Project Skyhook

Most research stopped during World War II. After World War II, U.S. interest in high altitude research experiments resumed. The Office of Naval Research (ONR) made plans for a manned balloon flight into the upper atmosphere. Project Helios called for the construction of plastic balloons with a gondola equipped with scientific observation instruments. When the war ended, Jean Piccard returned to his work on plastic balloons. In 1947, he received funding from the Office of Naval Research (ONR) for the Helios project. Helios would consist of 80 to 100 plastic balloons that carried a sealed gondola as high as 100,000 feet (30,480 meters). Working in a wartime-created bombsite laboratory at General Mills in Minneapolis (the cereal company), Piccard worked with Otto Winzen, a young man he had met in 1946 while visiting the University of Minnesota's aeronautical laboratory, to find a suitable plastic for their balloons. They finally decided on polyethylene and then worked on how to manufacture balloons from sheets of this plastic that were only 1/1000 of an inch (0.0254 millimeters) thick.

On 25 September 1947, they launched the first large balloon since the end of World War II. The first in a series of four launches, the polyethylene balloon had a capacity of 100,000 cubic feet (2,832 cubic meters), but carried only 70 pounds (32 kilograms) of equipment. The next two test launches failed. On the fourth launch, the balloon refused to descend for three days, and the high-altitude controls, radio equipment, and insulated containers malfunctioned.
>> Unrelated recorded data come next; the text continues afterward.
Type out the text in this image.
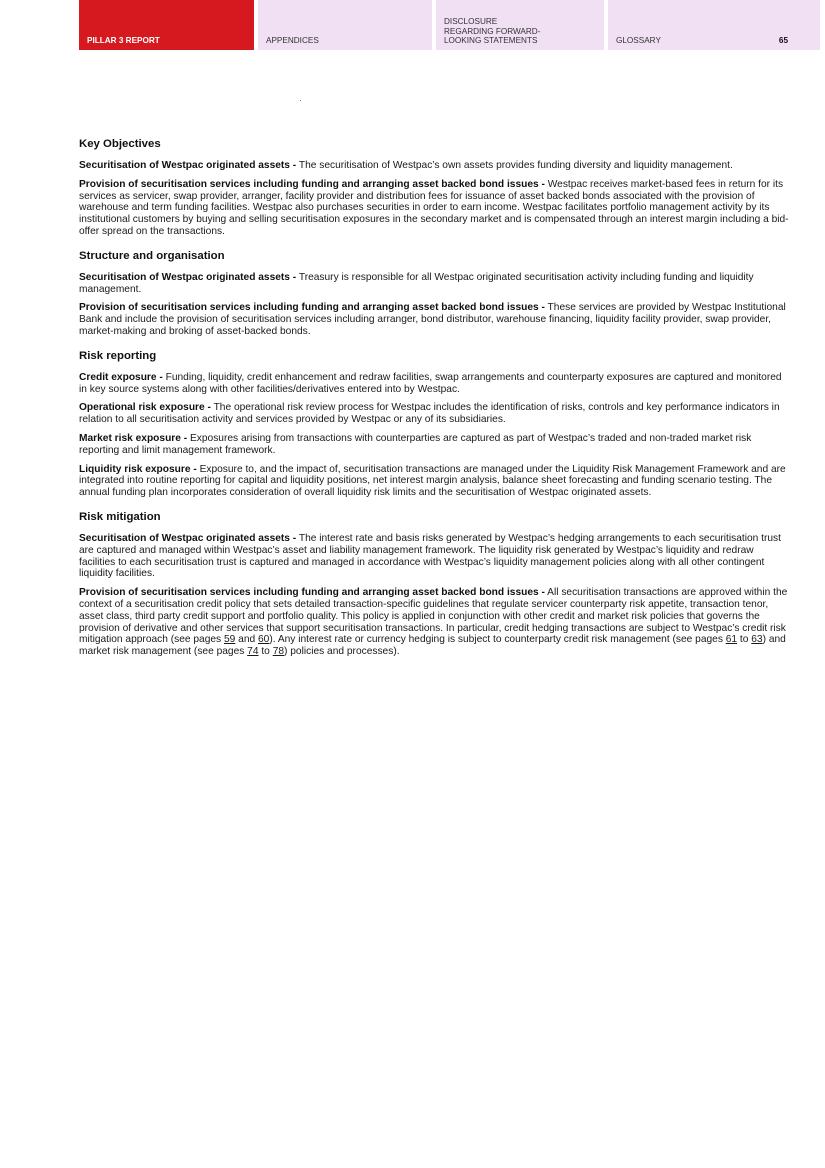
PILLAR 3 REPORT	APPENDICES
DISCLOSURE
REGARDING FORWARD-
LOOKING STATEMENTS	GLOSSARY	65
Key Objectives

Securitisation of Westpac originated assets - The securitisation of Westpac’s own assets provides funding diversity and liquidity management.

Provision of securitisation services including funding and arranging asset backed bond issues - Westpac receives market-based fees in return for its services as servicer, swap provider, arranger, facility provider and distribution fees for issuance of asset backed bonds associated with the provision of warehouse and term funding facilities. Westpac also purchases securities in order to earn income. Westpac facilitates portfolio management activity by its institutional customers by buying and selling securitisation exposures in the secondary market and is compensated through an interest margin including a bid-offer spread on the transactions.

Structure and organisation

Securitisation of Westpac originated assets - Treasury is responsible for all Westpac originated securitisation activity including funding and liquidity management.

Provision of securitisation services including funding and arranging asset backed bond issues - These services are provided by Westpac Institutional Bank and include the provision of securitisation services including arranger, bond distributor, warehouse financing, liquidity facility provider, swap provider, market-making and broking of asset-backed bonds.

Risk reporting

Credit exposure - Funding, liquidity, credit enhancement and redraw facilities, swap arrangements and counterparty exposures are captured and monitored in key source systems along with other facilities/derivatives entered into by Westpac.

Operational risk exposure - The operational risk review process for Westpac includes the identification of risks, controls and key performance indicators in relation to all securitisation activity and services provided by Westpac or any of its subsidiaries.

Market risk exposure - Exposures arising from transactions with counterparties are captured as part of Westpac’s traded and non-traded market risk reporting and limit management framework.

Liquidity risk exposure - Exposure to, and the impact of, securitisation transactions are managed under the Liquidity Risk Management Framework and are integrated into routine reporting for capital and liquidity positions, net interest margin analysis, balance sheet forecasting and funding scenario testing. The annual funding plan incorporates consideration of overall liquidity risk limits and the securitisation of Westpac originated assets.

Risk mitigation

Securitisation of Westpac originated assets - The interest rate and basis risks generated by Westpac’s hedging arrangements to each securitisation trust are captured and managed within Westpac’s asset and liability management framework. The liquidity risk generated by Westpac’s liquidity and redraw facilities to each securitisation trust is captured and managed in accordance with Westpac’s liquidity management policies along with all other contingent liquidity facilities.

Provision of securitisation services including funding and arranging asset backed bond issues - All securitisation transactions are approved within the context of a securitisation credit policy that sets detailed transaction-specific guidelines that regulate servicer counterparty risk appetite, transaction tenor, asset class, third party credit support and portfolio quality. This policy is applied in conjunction with other credit and market risk policies that governs the provision of derivative and other services that support securitisation transactions. In particular, credit hedging transactions are subject to Westpac’s credit risk mitigation approach (see pages 59 and 60). Any interest rate or currency hedging is subject to counterparty credit risk management (see pages 61 to 63) and market risk management (see pages 74 to 78) policies and processes).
The delay was a goldmine for cosmic ray researchers. Two Brookhaven National Laboratory physicists, J. Hornbostel and E.O. Salant, had flown a pair of cosmic ray plates on the mission, and they were delighted with the results that the three-day delay brought. The success of their experiment led the ONR to abandon the idea of human balloon flights and focus on unmanned research.

From 1947 on, polyethylene plastic balloons demonstrated their superiority over natural or synthetic rubber balloons for high-altitude flights. The lightweight and reasonably low-cost means of lofting instrument payloads to altitudes of more than 100,000 feet (30,480 meters) made it easier for researchers to conduct scientific experiments above 99 percent of the Earth's atmospheric mass that could measure atmospheric and cosmic effects without interference. Cosmic ray physicists were the first to use these new plastic balloons. From 1947 to 1957, literally hundreds of cosmic ray instruments and photographic plates were carried aloft under polyethylene balloons.

The ambitious Helios plan was replaced in 1947 by Project Skyhook, which used polyethylene balloons to carry instrument packages to extreme altitudes. Thousands of these balloons were sent into the stratosphere for basic research.

On 28 July 1952, Contract Nonr 675(00) between General Mills, Inc. and the Office of Naval Research was amended to provide for the execution of an experiment designed to carry scientific equipment to high altitudes. The scientific payload was supplied by the Naval Research Laboratory. General Mills supplied "Skyhook" balloons to carry aloft the scientific payload, the balloon controls, and recording and safety equipment. In addition, the flights were launched, tracked, and recovered by General Mills technical personnel.

NRL began studies of cosmic rays in 1949. For the next ten years NRL physicists developed detectors for identifying relativistic particles in cosmic rays. The detectors consisted of stacks of sensitive emulsions, and after a particle passed through, the path could be traced and analyzed. In the 1960s and 1970s, the NRL cosmic-ray-physics program shifted from particle studies to the stars, the origin of these cosmic rays. During the Gemini XI mission, NRL had several detector trays on the spacecraft that yielded important information on the origin and history of cosmic rays. NRL's principal vehicle for studying cosmic rays, however, was the Skyhook balloon, a 10-million-cubic-foot plastic balloon that carried detectors to an altitude of 140,000 feet.